Examining the Psychosocial Well-Being of Children and Adolescents With Coeliac Disease: A Systematic Review

This review aimed to synthesize the available literature regarding the psychosocial well-being of children and adolescents with coeliac disease (CD). Research on psychosocial well-being outcomes in children and adolescents with CD under the age of 18 were identified through a systematic search in the PsychInfo, Medline, Embase, and Cumulative Index to Nursing and Allied Health Literature (CINAHL) databases in July 2021. Outcomes, including health-related quality of life (HRQOL), psychological adjustment, mental health, and social functioning were examined. Changes in outcomes over time and the geographic representation of the included studies were also analyzed.

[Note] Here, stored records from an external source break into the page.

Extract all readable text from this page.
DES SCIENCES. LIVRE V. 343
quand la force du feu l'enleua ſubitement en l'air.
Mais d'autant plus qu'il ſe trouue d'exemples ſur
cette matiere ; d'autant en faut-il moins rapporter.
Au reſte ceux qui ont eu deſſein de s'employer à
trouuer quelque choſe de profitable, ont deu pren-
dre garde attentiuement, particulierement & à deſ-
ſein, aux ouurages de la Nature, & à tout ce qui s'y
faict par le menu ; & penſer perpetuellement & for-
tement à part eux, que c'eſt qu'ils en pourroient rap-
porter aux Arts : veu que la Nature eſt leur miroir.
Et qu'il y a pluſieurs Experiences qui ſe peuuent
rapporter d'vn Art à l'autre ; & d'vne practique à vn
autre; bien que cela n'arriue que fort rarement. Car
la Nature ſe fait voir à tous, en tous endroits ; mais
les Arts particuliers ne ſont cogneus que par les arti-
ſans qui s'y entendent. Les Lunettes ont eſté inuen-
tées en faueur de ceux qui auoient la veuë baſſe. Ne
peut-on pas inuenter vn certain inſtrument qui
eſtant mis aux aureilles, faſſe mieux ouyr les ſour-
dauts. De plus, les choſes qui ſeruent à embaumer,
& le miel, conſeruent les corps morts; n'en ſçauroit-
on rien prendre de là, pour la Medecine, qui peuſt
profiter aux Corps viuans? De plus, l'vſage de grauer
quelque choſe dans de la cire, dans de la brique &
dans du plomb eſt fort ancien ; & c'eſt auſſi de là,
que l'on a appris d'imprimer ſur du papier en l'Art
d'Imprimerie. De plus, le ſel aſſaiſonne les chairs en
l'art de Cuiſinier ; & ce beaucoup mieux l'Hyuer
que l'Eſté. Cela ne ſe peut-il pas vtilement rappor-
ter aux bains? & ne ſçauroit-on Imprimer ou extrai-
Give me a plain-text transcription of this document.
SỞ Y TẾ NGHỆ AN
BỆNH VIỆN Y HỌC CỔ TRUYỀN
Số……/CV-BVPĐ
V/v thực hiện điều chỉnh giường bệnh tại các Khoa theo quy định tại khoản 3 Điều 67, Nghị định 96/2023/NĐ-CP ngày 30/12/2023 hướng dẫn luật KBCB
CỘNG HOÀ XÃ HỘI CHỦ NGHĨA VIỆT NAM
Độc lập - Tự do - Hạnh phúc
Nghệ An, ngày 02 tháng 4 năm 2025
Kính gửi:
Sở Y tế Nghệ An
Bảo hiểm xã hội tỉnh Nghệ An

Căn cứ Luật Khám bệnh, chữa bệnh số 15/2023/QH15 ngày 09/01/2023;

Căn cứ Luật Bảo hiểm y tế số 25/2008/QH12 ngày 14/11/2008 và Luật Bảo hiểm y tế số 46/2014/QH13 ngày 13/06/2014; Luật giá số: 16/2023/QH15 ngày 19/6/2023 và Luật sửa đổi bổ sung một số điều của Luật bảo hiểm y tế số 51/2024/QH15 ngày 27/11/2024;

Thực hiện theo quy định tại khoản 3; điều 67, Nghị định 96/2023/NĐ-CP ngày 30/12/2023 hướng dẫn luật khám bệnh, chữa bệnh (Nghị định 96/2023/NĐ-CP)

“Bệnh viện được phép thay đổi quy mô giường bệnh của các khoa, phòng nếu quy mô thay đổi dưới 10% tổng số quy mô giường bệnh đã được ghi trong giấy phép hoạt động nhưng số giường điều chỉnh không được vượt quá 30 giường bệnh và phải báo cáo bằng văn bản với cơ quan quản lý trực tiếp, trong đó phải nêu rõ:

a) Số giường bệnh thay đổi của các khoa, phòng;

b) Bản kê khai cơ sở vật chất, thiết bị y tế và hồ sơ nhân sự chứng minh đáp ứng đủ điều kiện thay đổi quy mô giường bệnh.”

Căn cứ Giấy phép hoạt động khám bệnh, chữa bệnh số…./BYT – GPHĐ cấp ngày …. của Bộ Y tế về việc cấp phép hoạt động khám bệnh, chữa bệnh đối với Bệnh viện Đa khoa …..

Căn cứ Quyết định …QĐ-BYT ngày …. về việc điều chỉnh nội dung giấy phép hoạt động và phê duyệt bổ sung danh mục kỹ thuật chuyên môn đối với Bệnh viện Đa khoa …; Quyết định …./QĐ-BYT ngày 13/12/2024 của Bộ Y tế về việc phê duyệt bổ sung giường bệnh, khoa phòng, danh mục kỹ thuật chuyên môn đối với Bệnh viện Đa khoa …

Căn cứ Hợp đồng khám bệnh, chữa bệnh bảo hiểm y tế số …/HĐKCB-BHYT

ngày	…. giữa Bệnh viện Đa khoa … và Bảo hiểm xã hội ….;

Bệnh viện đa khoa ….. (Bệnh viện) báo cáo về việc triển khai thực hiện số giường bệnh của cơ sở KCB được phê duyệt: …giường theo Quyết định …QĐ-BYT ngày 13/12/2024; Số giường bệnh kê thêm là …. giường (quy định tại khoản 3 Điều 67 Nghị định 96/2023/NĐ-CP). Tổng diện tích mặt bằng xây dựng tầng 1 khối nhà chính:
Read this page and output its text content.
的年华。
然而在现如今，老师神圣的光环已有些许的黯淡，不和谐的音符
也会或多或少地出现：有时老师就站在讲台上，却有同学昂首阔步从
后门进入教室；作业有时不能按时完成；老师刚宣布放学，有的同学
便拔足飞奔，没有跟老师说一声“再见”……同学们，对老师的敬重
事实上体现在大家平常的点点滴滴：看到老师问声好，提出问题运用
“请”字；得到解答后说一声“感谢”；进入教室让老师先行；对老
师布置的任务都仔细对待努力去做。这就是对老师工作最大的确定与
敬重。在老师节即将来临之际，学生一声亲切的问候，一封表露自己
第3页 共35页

A total of 43 studies were included. Mixed results were found in the domain of HRQOL and mental health. Both challenges with psychological adjustment and adaptive coping strategies were identified. Social functioning was found to be an area of difficulty for children and adolescents with CD. However, there was high heterogeneity in methodology and participant characteristics between studies. This review concluded there were mixed findings regarding the HRQOL and mental health of young people with CD. However, CD and the gluten-free diet initiates a need for psychological adjustment and impacts on social functioning. The review highlights the need for the integration of physical and psychosocial care, and further research to determine the most appropriate screening measures, and the most efficacious psychological interventions for this group. Future research should continue examining changes in psychosocial outcomes over time given the increase in the availability of gluten-free foods and changes in food labeling policies.